The Heart Library Project - George Khut

heartlibrarystvincents-inviteThe Heart Library Project: St. Vincent’s, Sydney, Australia
July 7th – 19th, 2009
Level 4, Xavier Building, St. Vincent’s Public Hospital,
Darlinghurst, New South Wales, Australia,
Tuesday to Sunday, 10am – 5pm
Thursdays, 10am – 7pm

In July 2009, hospital visitors and staff at St Vincent’s Public Hospital, Darlinghurst, had the opportunity to participate in The Heart Library Project – an inspiring new art project by George Khut. A heart-sensing interactive artwork with video interviews, the work celebrates the living, breathing human body of each participant. The presentation of this biofeedback interactive art project at St. Vincent’s represents an exciting development in the arts-in-health work in Australia.
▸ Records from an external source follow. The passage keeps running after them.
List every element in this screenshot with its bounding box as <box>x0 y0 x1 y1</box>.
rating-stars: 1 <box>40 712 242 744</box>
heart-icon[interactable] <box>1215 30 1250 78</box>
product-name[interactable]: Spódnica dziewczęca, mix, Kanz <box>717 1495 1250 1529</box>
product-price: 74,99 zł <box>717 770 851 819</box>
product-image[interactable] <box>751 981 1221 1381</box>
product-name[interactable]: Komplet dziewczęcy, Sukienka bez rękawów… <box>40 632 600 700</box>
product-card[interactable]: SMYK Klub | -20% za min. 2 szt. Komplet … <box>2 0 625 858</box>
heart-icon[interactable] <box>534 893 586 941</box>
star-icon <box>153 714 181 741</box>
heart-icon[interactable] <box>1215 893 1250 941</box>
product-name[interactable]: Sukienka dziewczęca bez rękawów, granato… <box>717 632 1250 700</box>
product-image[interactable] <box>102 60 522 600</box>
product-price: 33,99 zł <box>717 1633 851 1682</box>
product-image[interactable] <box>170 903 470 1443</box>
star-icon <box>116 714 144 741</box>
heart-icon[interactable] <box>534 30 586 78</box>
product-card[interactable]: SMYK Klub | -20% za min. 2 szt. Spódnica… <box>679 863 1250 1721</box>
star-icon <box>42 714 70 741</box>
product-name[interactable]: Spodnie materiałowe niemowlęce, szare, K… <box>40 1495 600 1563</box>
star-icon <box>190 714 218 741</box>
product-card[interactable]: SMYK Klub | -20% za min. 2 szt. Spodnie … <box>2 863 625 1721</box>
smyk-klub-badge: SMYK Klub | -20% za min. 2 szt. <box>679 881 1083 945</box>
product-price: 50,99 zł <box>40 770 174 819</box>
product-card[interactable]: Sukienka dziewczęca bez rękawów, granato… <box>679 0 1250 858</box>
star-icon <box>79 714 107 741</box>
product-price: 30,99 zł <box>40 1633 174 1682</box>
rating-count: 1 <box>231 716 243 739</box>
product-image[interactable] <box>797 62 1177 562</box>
Inspired by the vitality, strength, healing capacity and creativity of the body Khut asks his audience to become part of the artwork. The exhibition invites participation from across the hospital community, irrespective of a person’s status as client, friend, family member, or hospital staff, and will also be accessible to the general public. The exhibition invites people to explore how their emotions, nervous state and breathing can be used to influence the sound and colour of the biofeedback artwork. The interactive video projection translates subtle changes in heart rhythm into a mesmerizing sound and light experience.

The Level 4 exhibition space was also transformed into an informal research studio, where visitors can explore, contribute to, and reflect on, the diversity and richness of our lived experience of the body. Participants are invited to record their experience, in the form of a hand-drawn map and video interview. Lines, textures, colours and words applied by visitors to a generic outline of a human body are used to describe aspects of their experience. They can then offer a video-recorded interpretation of their map, explaining how it describes their experience of themselves inside the biofeedback booth.